The second scholarship recipient was Maya Felton, a graduate from Matanzas High School. Felton has been with the Reality Program for four years and received a $3,000 scholarship AACS. She believes her optimism makes her stand out from the crowd and wants to pursue a teaching career to educate children with knowledge and love.
“When a black girl succeeds or accomplishes something it has a huge impact on young black girls and shows them that they’re capable of being amazing. Black girls are just breaking barriers.”
Felton has enjoyed being a part of the Youth Black History Reality Program because it’s allowed her to express herself creatively and be surrounded with people she loves.

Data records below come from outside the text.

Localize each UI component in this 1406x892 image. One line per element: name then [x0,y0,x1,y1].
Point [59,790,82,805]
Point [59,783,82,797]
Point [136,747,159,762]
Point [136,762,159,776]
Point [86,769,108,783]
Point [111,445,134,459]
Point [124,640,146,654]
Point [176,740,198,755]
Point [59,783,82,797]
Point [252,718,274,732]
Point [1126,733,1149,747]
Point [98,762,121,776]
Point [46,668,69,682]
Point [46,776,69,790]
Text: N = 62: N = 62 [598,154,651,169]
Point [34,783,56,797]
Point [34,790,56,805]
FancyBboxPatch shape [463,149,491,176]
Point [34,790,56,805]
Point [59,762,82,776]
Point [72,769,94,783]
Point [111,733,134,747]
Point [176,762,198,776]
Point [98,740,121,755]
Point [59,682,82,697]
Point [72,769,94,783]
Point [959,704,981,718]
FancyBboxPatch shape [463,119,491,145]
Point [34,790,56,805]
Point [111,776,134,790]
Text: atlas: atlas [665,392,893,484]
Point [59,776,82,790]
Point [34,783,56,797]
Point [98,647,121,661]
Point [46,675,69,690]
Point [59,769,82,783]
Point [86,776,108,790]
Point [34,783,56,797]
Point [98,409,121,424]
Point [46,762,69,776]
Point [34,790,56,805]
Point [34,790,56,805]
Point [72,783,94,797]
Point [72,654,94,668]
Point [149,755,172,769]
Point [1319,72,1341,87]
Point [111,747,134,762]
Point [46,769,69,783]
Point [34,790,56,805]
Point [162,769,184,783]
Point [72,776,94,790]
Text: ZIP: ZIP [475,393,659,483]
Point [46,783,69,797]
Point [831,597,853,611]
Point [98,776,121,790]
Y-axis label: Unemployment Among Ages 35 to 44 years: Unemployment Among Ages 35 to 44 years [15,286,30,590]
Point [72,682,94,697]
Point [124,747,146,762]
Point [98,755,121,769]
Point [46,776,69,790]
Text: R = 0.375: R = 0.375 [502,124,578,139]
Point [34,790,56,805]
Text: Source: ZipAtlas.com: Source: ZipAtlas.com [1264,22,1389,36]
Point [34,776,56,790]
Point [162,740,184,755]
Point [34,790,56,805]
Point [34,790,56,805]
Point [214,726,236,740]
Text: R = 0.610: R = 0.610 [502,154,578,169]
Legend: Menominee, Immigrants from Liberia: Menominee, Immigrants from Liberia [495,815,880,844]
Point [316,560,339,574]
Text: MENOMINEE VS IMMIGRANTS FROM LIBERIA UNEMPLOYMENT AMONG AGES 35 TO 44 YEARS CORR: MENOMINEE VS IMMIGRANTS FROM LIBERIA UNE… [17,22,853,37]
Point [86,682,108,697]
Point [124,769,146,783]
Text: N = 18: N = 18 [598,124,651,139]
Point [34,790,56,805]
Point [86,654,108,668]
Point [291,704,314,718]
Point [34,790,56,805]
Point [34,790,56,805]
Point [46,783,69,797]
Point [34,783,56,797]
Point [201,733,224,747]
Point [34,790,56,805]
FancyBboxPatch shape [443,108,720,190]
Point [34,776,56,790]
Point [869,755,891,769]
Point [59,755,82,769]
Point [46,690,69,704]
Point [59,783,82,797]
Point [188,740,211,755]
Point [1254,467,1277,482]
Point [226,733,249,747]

“The Youth Reality Program allows young black minds to express themselves,” Felton said. “It gives us a chance to learn about who we are and be who we are.”
Felton hopes to teach others that no matter what your dream is you can achieve it, to be kind, and to love yourself fully. She will be attending Arizona State University, majoring in elementary education, and will be on the track team.
The third scholarship recipient was Oslyn Bryant, a graduate from FPC. Bryant has been a part of the Reality Program for 10 years and was awarded the Dr. Marilyn Trigg Price scholarship for $1,000 and also received a $3,000 scholarship from the AACS. She believes her passion makes her stand out from the crowd. She wants to own an art studio one day.
“I’ve always executed a sense of pride and appreciation for being black. I’m proud to be a black girl.”
Oslyn enjoyed being a part of the Youth Black History Reality Program because it allowed the black youth to project their voices, find role models, and learn their true history.
“The program helped me to learn about my own people, my ancestry,” Bryant said, “It’s something a lot of African American kids should be able to experience because understanding who we are as black people is important.”
Bryant hopes to teach others that you should never be ashamed of your blackness. Have passion and excitement for being who you are — any type of you is OK, she said.
She will be attending Daytona State College, for business and art classes. Then she plans to transfer to Savannah College Of Art And Design to further pursue art. To the members and committee of the Reality Program and AACS, Bryant said, “Thank you for this wonderful experience of growing up black and a woman, empowering young black women such as myself.”